Наблюдая, как какая-нибудь окрепшая старушка бодренько семенит по коридору неся утку, Вера-Санна громко заявляла:
- Петровна, завтра на выписку, врач сказал!
Старушка бежала к своей кровати, как к крепости, ложилась, стонала, закатывала глаза, так что назавтра она была совершенно больной и протягивала здесь еще недельку - другую.
Однажды зимой выписавшуюся старушку нашли водопроводчики на чердаке больницы. Иссохшая, она полусидела, прислонившись к печной трубе и ее скромный узелок с пожитками был изъеден крысами.
Этот случай с бездомной старались замалчивать, но тайна передавалась больными из уст в уста а Вера-Санна стала мягче к своим невостребованным больным и, по распоряжению заведующего отделением, старушек стали развозить по домам на "скорой", для уверенности.
Сегодня Вера-Санна шла, тяжело шлепая, по коридору и старушки прятались по своим палатам, стараясь не попадаться ей на глаза. Дело к обеду, как раз время решения - кто на этот раз?
- Семеновна,готовься, выписываем, - приговор вынесен и две оставшиеся в отделении старушки счастливо вздохнули.
Семеновна была больна тяжелой болезнью, о которой врачи больным не говорили. Ей делали уколы, боль уходила и Семеновна старалась подольше здесь пробыть, щадя семью от своего присутствия, невольных стонов и тесноты.
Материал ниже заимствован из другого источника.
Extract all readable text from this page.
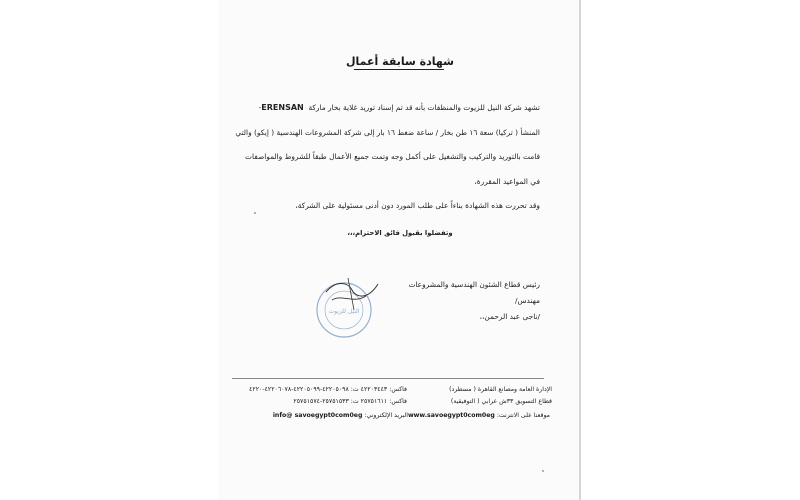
شهادة سابقة أعمال
تشهد شركة النيل للزيوت والمنظفات بأنه قد تم إسناد توريد غلاية بخار ماركة  ERENSAN-
المنشأ ( تركيا) سعة ١٦ طن بخار / ساعة ضغط ١٦ بار إلى شركة المشروعات الهندسية ( إيكو) والتي
قامت بالتوريد والتركيب والتشغيل على أكمل وجه وتمت جميع الأعمال طبقاً للشروط والمواصفات
في المواعيد المقررة،
وقد تحررت هذه الشهادة بناءاً على طلب المورد دون أدنى مسئولية على الشركة،
وتفضلوا بقبول فائق الاحترام،،،
رئيس قطاع الشئون الهندسية والمشروعات
مهندس/
/ناجى عبد الرحمن،،
النيل للزيوت
الإدارة العامة ومصانع القاهرة ( مسطرد)
قطاع التسويق ٣٣ش عرابي ( التوفيقية)
فاكس: ٤٢٢٠٣٤٤٣ ت: ٤٢٢٠٥٠٩٨-٤٢٢٠٥٠٩٩-٤٢٢٠٦٠٧٨-٤٢٢٠
فاكس: ٢٥٧٥١٦١١ ت: ٢٥٧٥١٥٣٣-٢٥٧٥١٥٧٤
موقعنا على الانترنت: www.savoegypt0com0eg
البريد الإلكتروني: info@ savoegypt0com0eg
Семья жила в комнате большой коммуналки, которую получил когда-то ее муж, Петр, токарь Балтийского завода. Ради плана он часто оставался работать после смены, был из тех, кто любил свое дело.
Когда они с Катей получили эту комнату и переехали из общежития, счастию не было конца.
Их первенец, Ваня, родился уже здесь, в "хороших условиях". Катя тоже работала на заводе, но, как неквалифицированному специалисту, ей ничего "не светило". Она устроилась на завод сразу после семилетки сначала курьером, а потом перешла в цех. Как сироте, ей дали общежитие, где они с Петей и поженились.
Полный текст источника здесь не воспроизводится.